Professor Buchanan has taught courses in the areas of: Globalization and Law, Law and Social Change, Trade, Human Rights and Development, Law and Film. In the Osgoode Graduate Program, she has taught the Legal Research seminar and convened the Study Group on Law in a Global Context. Professor Buchanan has supervised many LLM and doctoral students in the areas of law and development, legal theory, legal sociology, or visual legal studies and law and film.

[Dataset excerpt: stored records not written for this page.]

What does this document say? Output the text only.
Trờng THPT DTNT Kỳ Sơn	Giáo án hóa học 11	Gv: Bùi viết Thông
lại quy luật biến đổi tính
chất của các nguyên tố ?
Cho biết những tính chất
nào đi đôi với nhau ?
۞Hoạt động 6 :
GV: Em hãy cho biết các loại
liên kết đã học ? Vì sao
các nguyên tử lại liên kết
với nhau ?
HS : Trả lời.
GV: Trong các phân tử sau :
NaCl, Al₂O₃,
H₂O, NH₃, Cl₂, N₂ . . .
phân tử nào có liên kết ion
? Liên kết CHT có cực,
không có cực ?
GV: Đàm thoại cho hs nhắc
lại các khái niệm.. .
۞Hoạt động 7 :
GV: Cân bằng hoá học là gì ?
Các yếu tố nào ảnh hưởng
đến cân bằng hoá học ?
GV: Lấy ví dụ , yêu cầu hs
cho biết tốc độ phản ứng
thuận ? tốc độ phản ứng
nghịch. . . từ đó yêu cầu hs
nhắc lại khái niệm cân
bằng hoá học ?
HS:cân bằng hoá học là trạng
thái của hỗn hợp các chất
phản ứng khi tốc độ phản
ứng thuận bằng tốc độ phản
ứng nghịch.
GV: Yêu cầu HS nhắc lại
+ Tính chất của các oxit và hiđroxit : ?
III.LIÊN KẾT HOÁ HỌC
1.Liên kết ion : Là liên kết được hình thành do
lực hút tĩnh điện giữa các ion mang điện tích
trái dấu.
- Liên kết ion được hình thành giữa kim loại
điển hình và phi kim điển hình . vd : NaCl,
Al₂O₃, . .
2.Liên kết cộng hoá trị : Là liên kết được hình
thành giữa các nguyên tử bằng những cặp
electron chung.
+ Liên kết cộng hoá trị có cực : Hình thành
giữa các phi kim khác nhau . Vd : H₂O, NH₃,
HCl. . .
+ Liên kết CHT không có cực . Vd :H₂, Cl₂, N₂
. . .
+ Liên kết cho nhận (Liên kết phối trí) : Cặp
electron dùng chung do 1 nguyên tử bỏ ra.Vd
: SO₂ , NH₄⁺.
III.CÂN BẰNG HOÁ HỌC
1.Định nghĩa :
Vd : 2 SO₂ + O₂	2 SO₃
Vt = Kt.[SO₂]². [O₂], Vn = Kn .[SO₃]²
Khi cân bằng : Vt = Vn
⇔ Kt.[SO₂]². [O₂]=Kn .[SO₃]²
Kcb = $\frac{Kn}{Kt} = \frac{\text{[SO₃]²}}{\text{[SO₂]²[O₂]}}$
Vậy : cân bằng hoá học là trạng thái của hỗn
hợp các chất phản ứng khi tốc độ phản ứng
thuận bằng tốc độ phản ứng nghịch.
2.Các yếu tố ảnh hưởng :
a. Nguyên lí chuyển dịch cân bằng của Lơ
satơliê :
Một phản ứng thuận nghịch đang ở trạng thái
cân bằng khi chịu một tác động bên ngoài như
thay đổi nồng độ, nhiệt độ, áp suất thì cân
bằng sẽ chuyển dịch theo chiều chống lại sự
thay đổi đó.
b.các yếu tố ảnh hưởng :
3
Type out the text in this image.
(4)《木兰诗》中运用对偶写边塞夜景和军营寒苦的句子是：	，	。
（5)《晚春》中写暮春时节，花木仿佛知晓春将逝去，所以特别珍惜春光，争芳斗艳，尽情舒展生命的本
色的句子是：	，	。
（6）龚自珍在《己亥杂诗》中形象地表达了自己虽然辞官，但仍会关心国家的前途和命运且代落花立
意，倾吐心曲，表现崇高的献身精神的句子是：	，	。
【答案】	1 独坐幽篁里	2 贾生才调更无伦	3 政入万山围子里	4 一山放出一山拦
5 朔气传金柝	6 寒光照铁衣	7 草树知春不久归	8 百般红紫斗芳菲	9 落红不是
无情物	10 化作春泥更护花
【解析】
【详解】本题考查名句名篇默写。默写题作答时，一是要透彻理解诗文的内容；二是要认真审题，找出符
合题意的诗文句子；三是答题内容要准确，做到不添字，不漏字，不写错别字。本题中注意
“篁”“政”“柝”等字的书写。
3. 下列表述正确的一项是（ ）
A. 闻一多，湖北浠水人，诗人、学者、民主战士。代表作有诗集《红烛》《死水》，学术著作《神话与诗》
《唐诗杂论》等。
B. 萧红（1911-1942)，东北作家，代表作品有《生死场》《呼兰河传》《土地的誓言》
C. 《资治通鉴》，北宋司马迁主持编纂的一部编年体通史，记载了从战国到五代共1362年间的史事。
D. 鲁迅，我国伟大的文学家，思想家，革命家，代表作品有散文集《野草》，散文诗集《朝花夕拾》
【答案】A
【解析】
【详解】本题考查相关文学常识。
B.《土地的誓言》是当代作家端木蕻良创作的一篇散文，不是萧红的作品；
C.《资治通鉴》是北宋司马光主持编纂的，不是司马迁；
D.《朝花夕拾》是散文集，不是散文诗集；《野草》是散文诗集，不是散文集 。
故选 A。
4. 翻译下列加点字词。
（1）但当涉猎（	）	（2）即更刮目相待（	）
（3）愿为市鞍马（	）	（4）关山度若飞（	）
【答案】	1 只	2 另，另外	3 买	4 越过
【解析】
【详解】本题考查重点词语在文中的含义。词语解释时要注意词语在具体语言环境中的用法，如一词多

Research Interests: Law and Development, Legal Theory, Law and Film

Boisselle, Andrée

Andrée Boisselle’s research interests are in the areas of indigenous law, comparative and constitutional law, pluralism and postcolonial legal theory.  She is currently completing her doctorate in the Faculty of Law at the University of Victoria.  Her doctoral research on Stó:lõ constitutionalism and the Coast Salish legal tradition has been supported by scholarships from the Trudeau Foundation and the Social Sciences and Humanities Research Council of Canada.  Her master’s thesis critically examined the development of the duty to consult First Nations in Canadian law.  It received the Quebec Association of Law Professors Prize in 2008.  Before pursuing graduate studies, she practised litigation in Québec with McCarthy Tétrault LLP and did contractual work with the Supreme Court of Canada.